Isidor Gunsberg (1854-1930) was born in Hungary but later became a British citizen. His chess career began as remote operator to the chess machine ‘Mephisto’. Confirming himself as one of the chess elite at the time, Gunsberg would challenge World Chess Champion, Wilhelm Steinitz for his title.
Wilhelm Steinitz (1836-1900), needs very little introduction. Born in Austria, but later of American nationality, he was the first undisputed World Chess Champion, from 1886 to 1894 (losing to Emanuel Lasker).
Steinitz vs Gunsberg began on December 9th 1890 at the Manhattan Chess Club. The winner would be the first to win ten games, or with the most wins after twenty games — draws would not be counted. In the case of 9 wins each the match would be considered drawn. Each game would be played in two sessions, 13:30-17:00 and 19:00-22:30.
The match had its trials and tribulations, one of which was Steinitz developing a bad cold. Back in the day, this was no trivial matter (if indeed it is these days) and caused the match to be paused after the fourth game while he recovered. Openings played their part also, with Steinitz vowing to keep playing the Queen’s Gambit until he won with it (which he did in game 7, after 2 draws and a loss) and him challenging Gunsberg to a theoretical debate in the Evans Gambit. This was accepted, with the opening cropping up four times in the latter stages, Gunsberg scoring 2.5 with it to Steinitz’s 1.5.
This would not change the outcome of the match, however, with Steinitz retaining his title 6-4.
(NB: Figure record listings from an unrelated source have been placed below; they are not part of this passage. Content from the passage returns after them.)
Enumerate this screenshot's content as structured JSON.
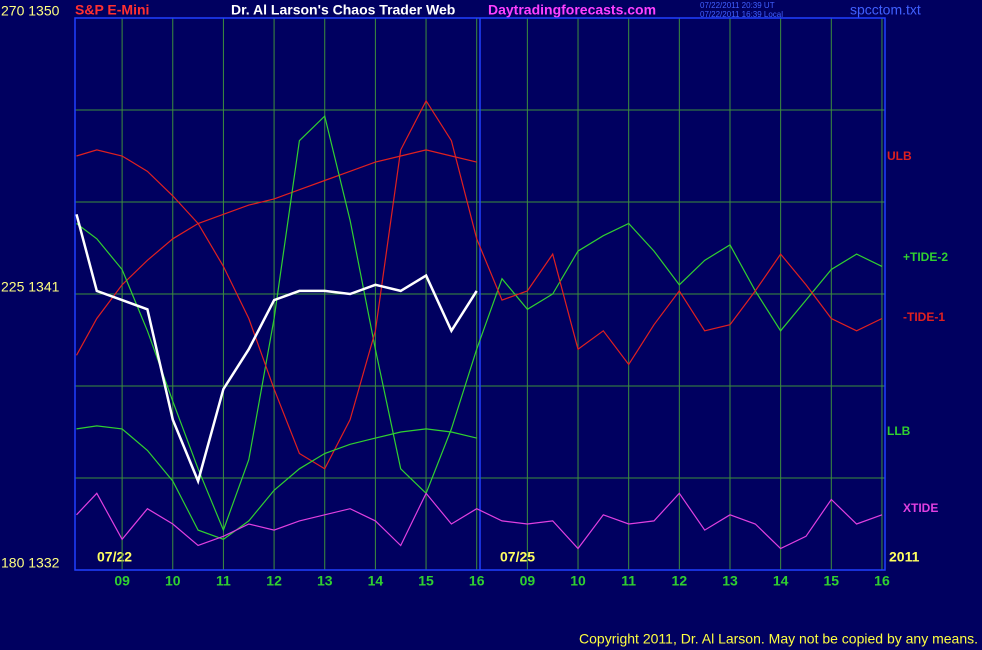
{
  "chart_data": {
    "type": "line",
    "title": "Dr. Al Larson's Chaos Trader Web",
    "instrument": "S&P E-Mini",
    "site": "Daytradingforecasts.com",
    "timestamps": [
      "07/22/2011 20:39 UT",
      "07/22/2011 16:39 Local"
    ],
    "file": "spcctom.txt",
    "date_labels": [
      "07/22",
      "07/25"
    ],
    "year": "2011",
    "copyright": "Copyright 2011, Dr. Al Larson. May not be copied by any means.",
    "background": "#000060",
    "grid": true,
    "grid_color": "#3d8f3d",
    "xlim": [
      0.07,
      16.06
    ],
    "ylim": [
      1332,
      1350
    ],
    "yticks": [
      {
        "value": 1332,
        "label": "180 1332"
      },
      {
        "value": 1341,
        "label": "225 1341"
      },
      {
        "value": 1350,
        "label": "270 1350"
      }
    ],
    "ygrid": [
      1335,
      1338,
      1344,
      1347
    ],
    "xticks": [
      {
        "value": 1,
        "label": "09"
      },
      {
        "value": 2,
        "label": "10"
      },
      {
        "value": 3,
        "label": "11"
      },
      {
        "value": 4,
        "label": "12"
      },
      {
        "value": 5,
        "label": "13"
      },
      {
        "value": 6,
        "label": "14"
      },
      {
        "value": 7,
        "label": "15"
      },
      {
        "value": 8,
        "label": "16"
      },
      {
        "value": 9,
        "label": "09"
      },
      {
        "value": 10,
        "label": "10"
      },
      {
        "value": 11,
        "label": "11"
      },
      {
        "value": 12,
        "label": "12"
      },
      {
        "value": 13,
        "label": "13"
      },
      {
        "value": 14,
        "label": "14"
      },
      {
        "value": 15,
        "label": "15"
      },
      {
        "value": 16,
        "label": "16"
      }
    ],
    "x": [
      0.1,
      0.5,
      1,
      1.5,
      2,
      2.5,
      3,
      3.5,
      4,
      4.5,
      5,
      5.5,
      6,
      6.5,
      7,
      7.5,
      8,
      8.5,
      9,
      9.5,
      10,
      10.5,
      11,
      11.5,
      12,
      12.5,
      13,
      13.5,
      14,
      14.5,
      15,
      15.5,
      16
    ],
    "series": [
      {
        "name": "ULB",
        "color": "#e02020",
        "values": [
          1339.0,
          1340.2,
          1341.3,
          1342.1,
          1342.8,
          1343.3,
          1343.6,
          1343.9,
          1344.1,
          1344.4,
          1344.7,
          1345.0,
          1345.3,
          1345.5,
          1345.7,
          1345.5,
          1345.3,
          null,
          null,
          null,
          null,
          null,
          null,
          null,
          null,
          null,
          null,
          null,
          null,
          null,
          null,
          null,
          null
        ]
      },
      {
        "name": "+TIDE-2",
        "color": "#30d030",
        "values": [
          1343.3,
          1342.8,
          1341.8,
          1339.8,
          1337.5,
          1335.3,
          1333.3,
          1335.6,
          1340.2,
          1346.0,
          1346.8,
          1343.4,
          1339.2,
          1335.3,
          1334.5,
          1336.6,
          1339.2,
          1341.5,
          1340.5,
          1341.0,
          1342.4,
          1342.9,
          1343.3,
          1342.4,
          1341.3,
          1342.1,
          1342.6,
          1341.1,
          1339.8,
          1340.8,
          1341.8,
          1342.3,
          1341.9
        ]
      },
      {
        "name": "-TIDE-1",
        "color": "#e02020",
        "values": [
          1345.5,
          1345.7,
          1345.5,
          1345.0,
          1344.2,
          1343.3,
          1341.9,
          1340.2,
          1337.9,
          1335.8,
          1335.3,
          1336.9,
          1339.8,
          1345.7,
          1347.3,
          1346.0,
          1342.8,
          1340.8,
          1341.1,
          1342.3,
          1339.2,
          1339.8,
          1338.7,
          1340.0,
          1341.1,
          1339.8,
          1340.0,
          1341.1,
          1342.3,
          1341.3,
          1340.2,
          1339.8,
          1340.2
        ]
      },
      {
        "name": "LLB",
        "color": "#30d030",
        "values": [
          1336.6,
          1336.7,
          1336.6,
          1335.9,
          1334.9,
          1333.3,
          1333.0,
          1333.6,
          1334.6,
          1335.3,
          1335.8,
          1336.1,
          1336.3,
          1336.5,
          1336.6,
          1336.5,
          1336.3,
          null,
          null,
          null,
          null,
          null,
          null,
          null,
          null,
          null,
          null,
          null,
          null,
          null,
          null,
          null,
          null
        ]
      },
      {
        "name": "XTIDE",
        "color": "#e040e0",
        "values": [
          1333.8,
          1334.5,
          1333.0,
          1334.0,
          1333.5,
          1332.8,
          1333.1,
          1333.5,
          1333.3,
          1333.6,
          1333.8,
          1334.0,
          1333.6,
          1332.8,
          1334.5,
          1333.5,
          1334.0,
          1333.6,
          1333.5,
          1333.6,
          1332.7,
          1333.8,
          1333.5,
          1333.6,
          1334.5,
          1333.3,
          1333.8,
          1333.5,
          1332.7,
          1333.1,
          1334.3,
          1333.5,
          1333.8
        ]
      },
      {
        "color": "#ffffff",
        "values": [
          1343.6,
          1341.1,
          1340.8,
          1340.5,
          1336.9,
          1334.9,
          1337.9,
          1339.2,
          1340.8,
          1341.1,
          1341.1,
          1341.0,
          1341.3,
          1341.1,
          1341.6,
          1339.8,
          1341.1,
          null,
          null,
          null,
          null,
          null,
          null,
          null,
          null,
          null,
          null,
          null,
          null,
          null,
          null,
          null,
          null
        ]
      }
    ]
  }
}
The game we’re going to take a look at, is the 16th game, in which Gunsberg (as White) scores a rather quick point against the defending champion. Notable of the game, in addition to Steinitz losing in 21 moves, is that he appears to insinuate that his opponent bluffed him …
“Gunsberg touched the square at h4 with his knight, and then retracted the move, and after taking some time to consider and shaking his head as if he had made a mistake, finally adopted the move. Thereupon I took the pawn, and on seeing my opponent’s reply, 21.Ne4, resigned. Then I taxed my opponent on the manner in which he had made his twentieth move, which was calculated to mislead, and I reminded him that in his match with Chigorin he had in a similar case brought a charge against the Russian master. Gunsberg apologized, and gave his word of honor that he had not done it wilfully.” — Wilhelm Steinitz (on his opponent’s 20.Nh4).
In the event that Gunsberg had deliberately bluffed his way to the win with body-language, it is a matter of opinion as to whether Steinitz had any right to object at him or not. What is clear is that Steinitz’s understanding of the position was not what it should have been, especially when taking his Queen in to the lion’s den.